Kalau ada DPR, LSM dan lainnya ngomong, Soenarko mengingatkan bahwa itu sifatnya hanya saran. Bisa diterima atau tidak tergantung Kapolri.
"Kapolri bertanggung jawab, bisa dikatakan ikut bersalah. Masa' ada Satgassus apa yang dikerjakan Kapolri tidak tahu? Tidak percaya saya!" tegas Soenarko.
Soenarko juga menyinggung sepak terjang Ferdy Sambo yang bisa menerobos masuk ke daerah-daerah Polda-Polda tertentu. Dan Kapoldanya diam saja atau tidak berani.
"Padahal Kapolda tinggal lapor saja ke Kapolri, ini Si Ferdy Sambo masuk-masuk ke sini ngatur-ngatur saya. Ini diam saja, diduga Kapoldanya ikut," kata Soenarko.
Karena punya otoritas yang besar sekali, Soenarko meminta Kapolri untuk membersihkan tubuh Polri.
"Dia nggak boleh takut sama Wakapolri, Kabaintelkam, Irwasum. Dia paling tinggi kok. Dia dapat otoritas dari Presiden. Beresin, terbuka, jujur. Kenapa nggak diberesin?" tanyanya.
Soenarko juga mengingatkan Presiden. Dalam kasus ini, lanjut Soenarko, presiden terhitung sudah empat kali meminta untuk menuntaskan kasus pembunuhan berencana Ferdy Sambo itu secara terang benderang.
"Diingatkan sekali, dua kali, keplak kepalanya Kapolri. Ini struktur organisasi. Kalau gua yang jadi presiden, gua tabok kepala Kapolri. Kenapa nggak dikerjakan?" ujarnya heran.
Soenarko mengimbau ke Kapolri, kalau nggak berani, ya minta ganti.
"Termasuk Pak Presiden. Bukan ganti Presiden. Kalau tidak mampu Kapolri, contoh Brazil. Bubarkan itu polisinya. Karena saya yakin masih banyak anggota Polri yang baik," paparnya dikutip dari unggahan video Realitatv di media sosial TikTok pada Sabtu (10/9/2022).

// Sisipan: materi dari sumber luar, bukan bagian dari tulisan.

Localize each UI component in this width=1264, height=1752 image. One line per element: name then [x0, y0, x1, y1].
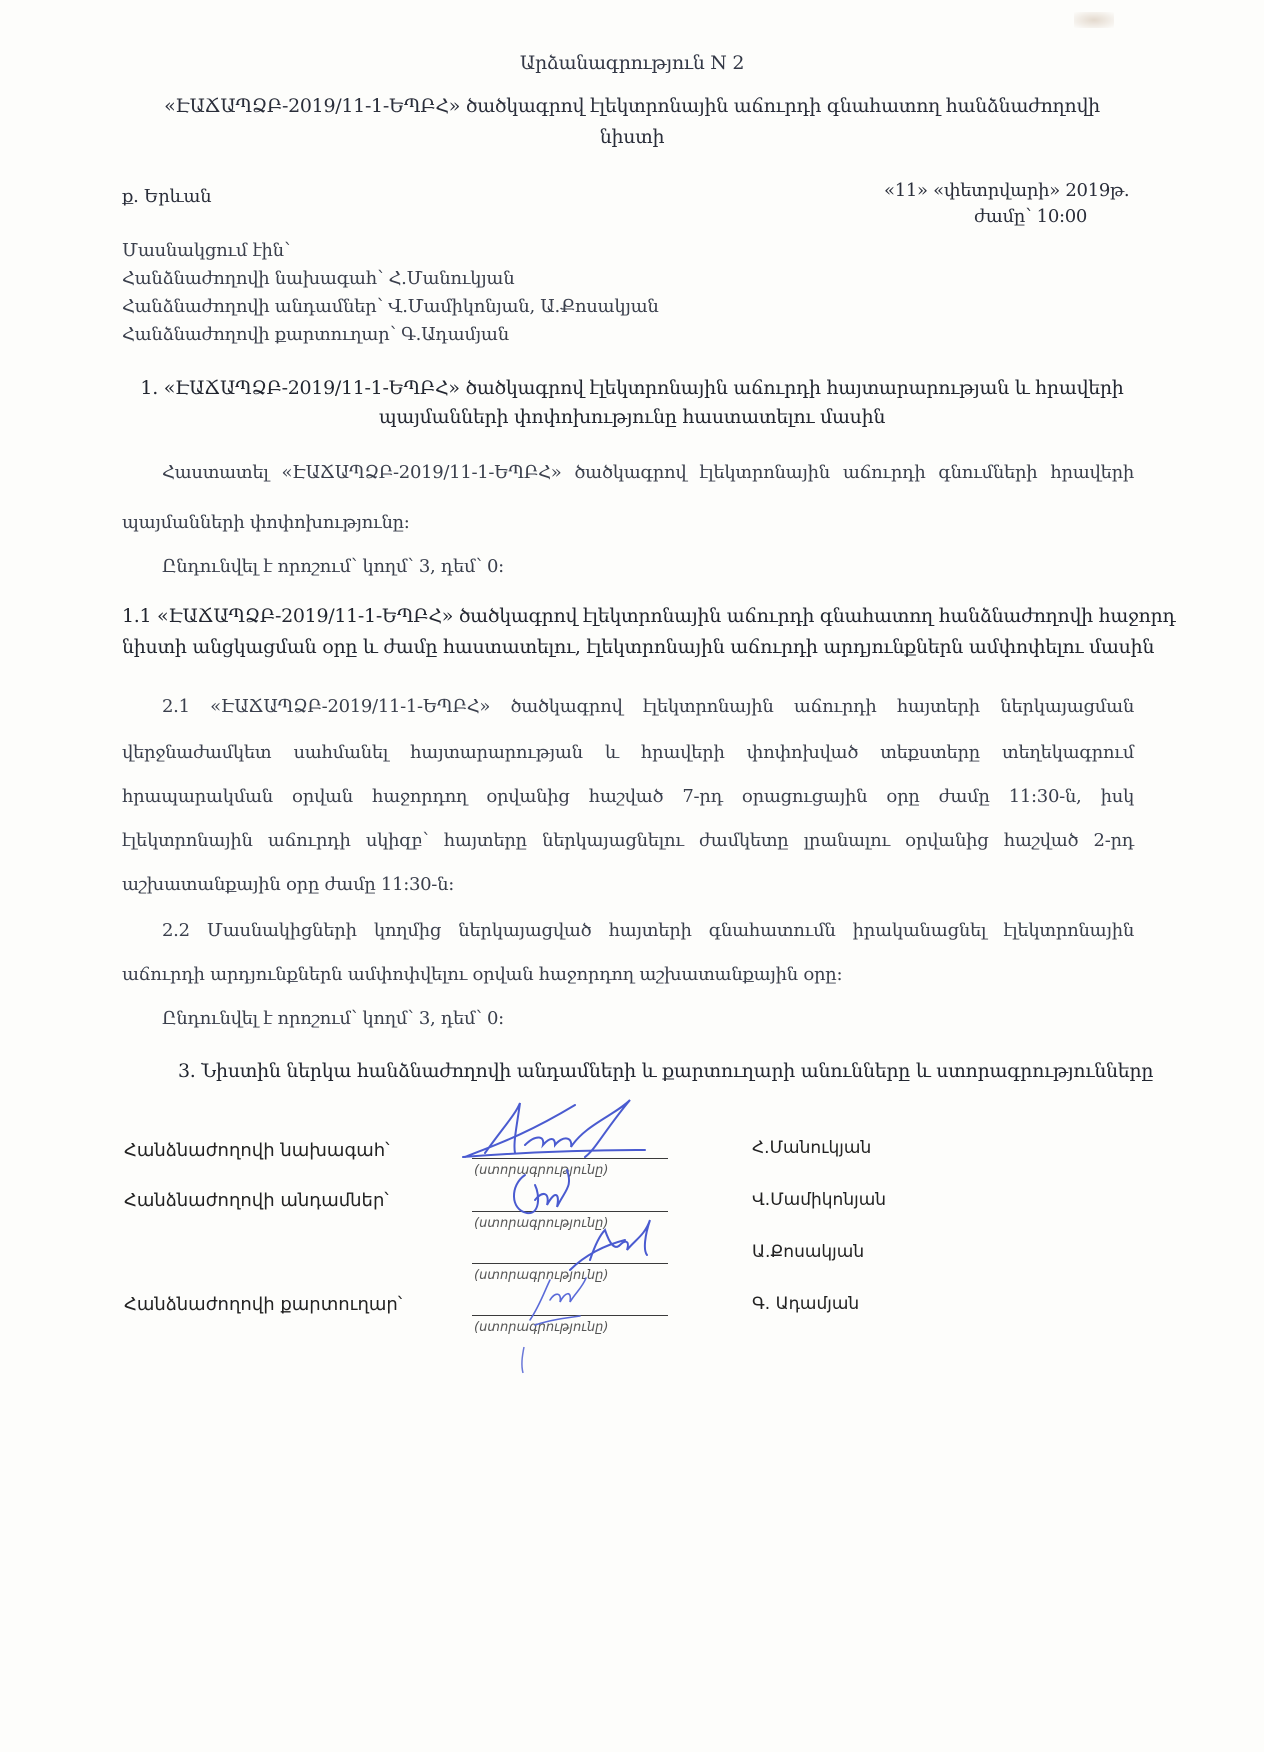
- section-2-2-line: 2.2 Մասնակիցների կողմից ներկայացված հայտ…: [162, 920, 1134, 941]
- document-title: Արձանագրություն N 2: [0, 52, 1264, 74]
- meeting-date: «11» «փետրվարի» 2019թ.: [884, 180, 1129, 201]
- section-2-1-line: հրապարակման օրվան հաջորդող օրվանից հաշվա…: [122, 786, 1134, 807]
- ink-mark: [518, 1345, 528, 1375]
- document-subtitle-cont: նիստի: [0, 126, 1264, 148]
- handwritten-signature-secretary: [520, 1270, 600, 1330]
- signature-role-chair: Հանձնաժողովի նախագահ՝: [124, 1140, 390, 1161]
- document-subtitle: «ԷԱՃԱՊՁԲ-2019/11-1-ԵՊԲՀ» ծածկագրով էլեկտ…: [0, 95, 1264, 117]
- participant-members: Հանձնաժողովի անդամներ՝ Վ.Մամիկոնյան, Ա.Ք…: [122, 296, 659, 317]
- section-2-vote: Ընդունվել է որոշում՝ կողմ՝ 3, դեմ՝ 0:: [162, 1008, 504, 1029]
- section-2-1-line: էլեկտրոնային աճուրդի սկիզբ՝ հայտերը ներկ…: [122, 830, 1134, 851]
- section-1-1-heading: 1.1 «ԷԱՃԱՊՁԲ-2019/11-1-ԵՊԲՀ» ծածկագրով է…: [122, 605, 1175, 627]
- scan-artifact: [1074, 12, 1114, 28]
- signer-name-secretary: Գ. Ադամյան: [752, 1294, 859, 1314]
- signer-name-chair: Հ.Մանուկյան: [752, 1138, 871, 1158]
- section-3-heading: 3. Նիստին ներկա հանձնաժողովի անդամների և…: [178, 1060, 1153, 1082]
- section-2-1-line: 2.1 «ԷԱՃԱՊՁԲ-2019/11-1-ԵՊԲՀ» ծածկագրով է…: [162, 696, 1134, 717]
- section-1-body: Հաստատել «ԷԱՃԱՊՁԲ-2019/11-1-ԵՊԲՀ» ծածկագ…: [162, 462, 1134, 483]
- participant-secretary: Հանձնաժողովի քարտուղար՝ Գ.Ադամյան: [122, 324, 509, 345]
- city: ք. Երևան: [122, 186, 211, 207]
- handwritten-signature-chair: [455, 1095, 655, 1165]
- section-1-vote: Ընդունվել է որոշում՝ կողմ՝ 3, դեմ՝ 0:: [162, 556, 504, 577]
- section-2-1-line: վերջնաժամկետ սահմանել հայտարարության և հ…: [122, 742, 1134, 763]
- section-2-2-line: աճուրդի արդյունքներն ամփոփվելու օրվան հա…: [122, 964, 842, 985]
- participant-chair: Հանձնաժողովի նախագահ՝ Հ.Մանուկյան: [122, 268, 514, 289]
- signer-name-member-1: Վ.Մամիկոնյան: [752, 1190, 886, 1210]
- section-1-heading-cont: պայմանների փոփոխությունը հաստատելու մասի…: [0, 406, 1264, 428]
- section-1-1-heading-cont: նիստի անցկացման օրը և ժամը հաստատելու, է…: [122, 636, 1154, 658]
- protocol-document: Արձանագրություն N 2 «ԷԱՃԱՊՁԲ-2019/11-1-Ե…: [0, 0, 1264, 1752]
- signature-role-members: Հանձնաժողովի անդամներ՝: [124, 1190, 389, 1211]
- section-1-heading: 1. «ԷԱՃԱՊՁԲ-2019/11-1-ԵՊԲՀ» ծածկագրով էլ…: [0, 377, 1264, 399]
- handwritten-signature-member-2: [565, 1215, 665, 1275]
- meeting-time: ժամը՝ 10:00: [974, 206, 1087, 227]
- signature-role-secretary: Հանձնաժողովի քարտուղար՝: [124, 1294, 402, 1315]
- section-2-1-line: աշխատանքային օրը ժամը 11:30-ն:: [122, 874, 454, 895]
- section-1-body-cont: պայմանների փոփոխությունը:: [122, 512, 410, 533]
- signer-name-member-2: Ա.Քոսակյան: [752, 1242, 864, 1262]
- participants-label: Մասնակցում էին՝: [122, 240, 290, 261]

Soenarko juga mengingatkan semboyan Polri sebagai pelindung, pengayoman dan pelayan masyarakat.
"Jangan retorika doang. Ada yang bilang presisi, tepat, cepat akurat. Cuma semboyan doang," ujarnya.
Soenarko menyinggung soal rekayasa kasus. Dia melihat mulai tingkat Kapolsek sudah berani merekayasa kasus.

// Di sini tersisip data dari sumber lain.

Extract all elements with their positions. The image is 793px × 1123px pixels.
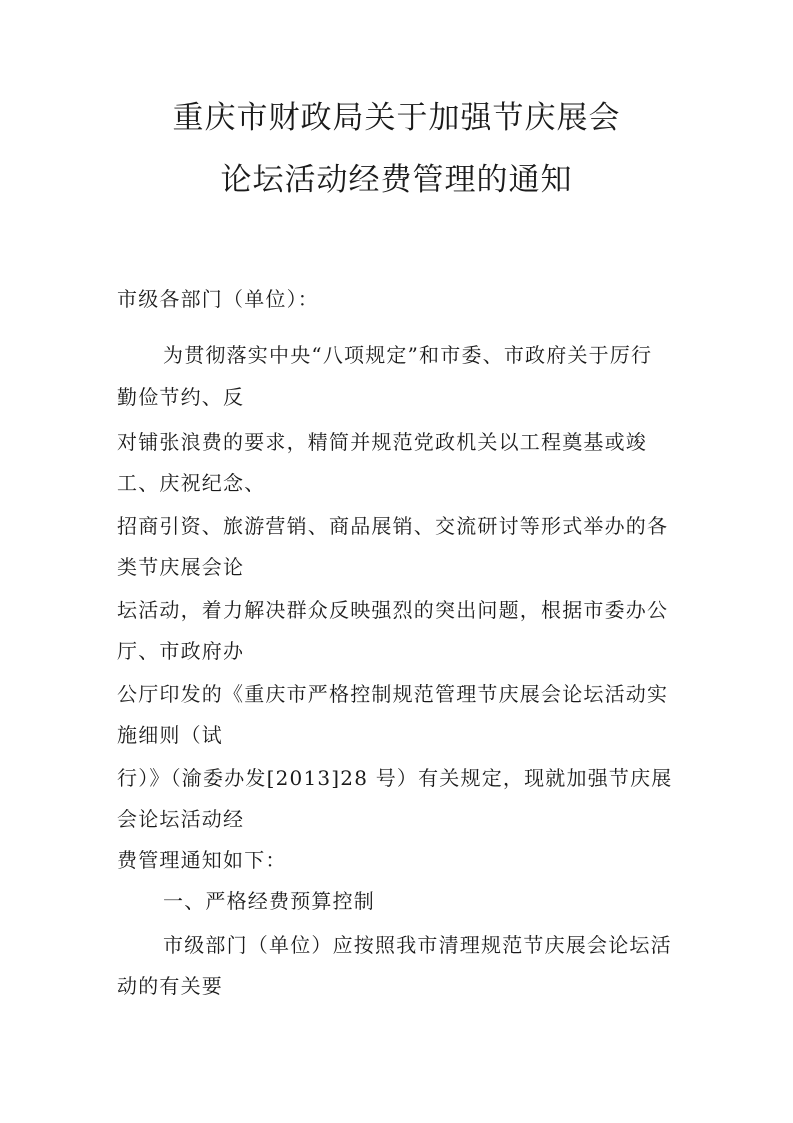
section-heading: 一、严格经费预算控制 [163, 887, 375, 915]
body-line: 费管理通知如下： [117, 846, 287, 874]
section-body-line: 市级部门（单位）应按照我市清理规范节庆展会论坛活 [163, 931, 672, 959]
document-page: 重庆市财政局关于加强节庆展会 论坛活动经费管理的通知 市级各部门（单位）： 为贯… [0, 0, 793, 1123]
body-line: 厅、市政府办 [117, 637, 244, 665]
body-line: 勤俭节约、反 [117, 383, 244, 411]
salutation: 市级各部门（单位）： [117, 285, 319, 313]
body-line: 为贯彻落实中央“八项规定”和市委、市政府关于厉行 [163, 341, 652, 369]
body-line: 行）》（渝委办发[2013]28 号）有关规定，现就加强节庆展 [117, 764, 673, 792]
body-line: 公厅印发的《重庆市严格控制规范管理节庆展会论坛活动实 [117, 680, 668, 708]
body-line: 施细则（试 [117, 721, 223, 749]
body-line: 招商引资、旅游营销、商品展销、交流研讨等形式举办的各 [117, 512, 668, 540]
body-line: 会论坛活动经 [117, 805, 244, 833]
body-line: 类节庆展会论 [117, 553, 244, 581]
body-line: 工、庆祝纪念、 [117, 469, 265, 497]
body-line: 坛活动，着力解决群众反映强烈的突出问题，根据市委办公 [117, 596, 668, 624]
document-title-line-2: 论坛活动经费管理的通知 [0, 160, 793, 200]
document-title-line-1: 重庆市财政局关于加强节庆展会 [0, 98, 793, 138]
body-line: 对铺张浪费的要求，精简并规范党政机关以工程奠基或竣 [117, 428, 647, 456]
section-body-line: 动的有关要 [117, 972, 223, 1000]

"Saya katakan pada teman-teman, kerusakan moral ini bukan pada oknum. Tapi sudah menjarah ke institusi hingga ke atas," ucapnya.
Karena itu, Soenarko mengingatkan Kapolri untuk berani. "Kalau nggak berani lapor ke presiden, ganti! Banyak di bawah masih yang baik.

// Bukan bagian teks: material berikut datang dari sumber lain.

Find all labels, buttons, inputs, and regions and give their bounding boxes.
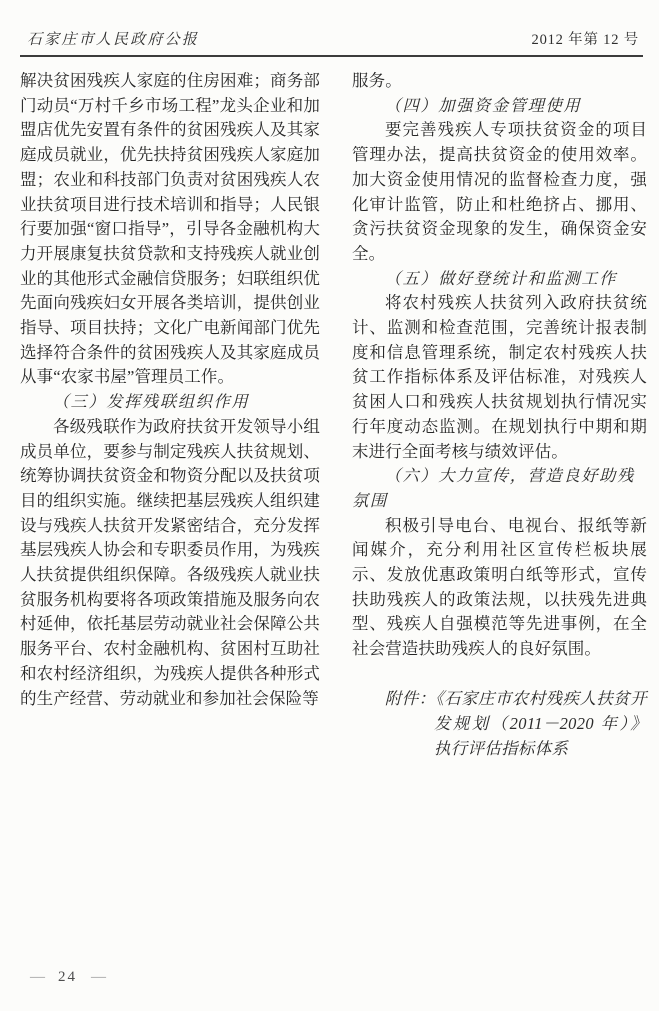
left-column: 解决贫困残疾人家庭的住房困难；商务部门动员“万村千乡市场工程”龙头企业和加盟店优… (20, 69, 320, 762)
attachment-label: 附件： (385, 689, 436, 708)
paragraph-section-5: 将农村残疾人扶贫列入政府扶贫统计、监测和检查范围，完善统计报表制度和信息管理系统… (352, 291, 647, 464)
body-columns: 解决贫困残疾人家庭的住房困难；商务部门动员“万村千乡市场工程”龙头企业和加盟店优… (0, 57, 659, 762)
page-number-value: 24 (58, 969, 77, 986)
attachment-note: 附件：《石家庄市农村残疾人扶贫开发规划（2011－2020 年）》执行评估指标体… (385, 686, 647, 762)
page-number-dash-right: — (91, 969, 105, 986)
section-heading-5: （五）做好登统计和监测工作 (352, 267, 647, 292)
section-heading-4: （四）加强资金管理使用 (352, 94, 647, 119)
paragraph-continuation: 解决贫困残疾人家庭的住房困难；商务部门动员“万村千乡市场工程”龙头企业和加盟店优… (20, 69, 320, 390)
gazette-title: 石家庄市人民政府公报 (27, 28, 199, 49)
page-header: 石家庄市人民政府公报 2012 年第 12 号 (20, 0, 643, 57)
paragraph-section-4: 要完善残疾人专项扶贫资金的项目管理办法，提高扶贫资金的使用效率。加大资金使用情况… (352, 118, 647, 266)
section-heading-6: （六）大力宣传，营造良好助残氛围 (352, 464, 647, 513)
paragraph-section-3: 各级残联作为政府扶贫开发领导小组成员单位，要参与制定残疾人扶贫规划、统筹协调扶贫… (20, 415, 320, 711)
page-number: — 24 — (30, 969, 105, 986)
gazette-page: 石家庄市人民政府公报 2012 年第 12 号 解决贫困残疾人家庭的住房困难；商… (0, 0, 659, 1011)
paragraph-section-3-continuation: 服务。 (352, 69, 647, 94)
issue-number: 2012 年第 12 号 (532, 28, 639, 49)
paragraph-section-6: 积极引导电台、电视台、报纸等新闻媒介，充分利用社区宣传栏板块展示、发放优惠政策明… (352, 514, 647, 662)
section-heading-3: （三）发挥残联组织作用 (20, 390, 320, 415)
attachment-text: 《石家庄市农村残疾人扶贫开发规划（2011－2020 年）》执行评估指标体系 (434, 689, 647, 759)
right-column: 服务。 （四）加强资金管理使用 要完善残疾人专项扶贫资金的项目管理办法，提高扶贫… (352, 69, 647, 762)
page-number-dash-left: — (30, 969, 44, 986)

Soenarko mengatakan kalau Kapolri tidak mungkin tidak mengetahui sepak terjang Ferdy Sambo.
"Kalau Sambo ini dibuka, gonjang-ganjing tidak hanya tingkat Polri saja, tapi nasional. Saya dan publik tahu," tukasnya.
Barang busuk yang dimulai dari kepala, Soenarko menambahkan, harus dibabat kepalanya. "Itu omongan dia (Kapolri) , bukan omongan saya," ucapnya.
"Terus Si Sambo mengatakan, rekamannya masih ada, setiap ada anggota Polri berbuat pelanggaran, dua tingkat ke atas bertanggungjawab. Dua tingkat di atas Sambo itu siapa?" tanya Soenarko.
Lebih serem lagi, lanjut Soenarko, Kapolda Metro mengatakan, potong kepala. "Kalau perlu saya blender. Jangan retorika doang deh," katanya.
Karena itu, Soenarko meminta kepada publik untuk berani ngomong sesuai fakta.
"Kalau yang ngomong kita-kita aja, tutup telinganya. Tapi kalau yang bicara banyak, pusing dia (Kapolri)," tandasnya.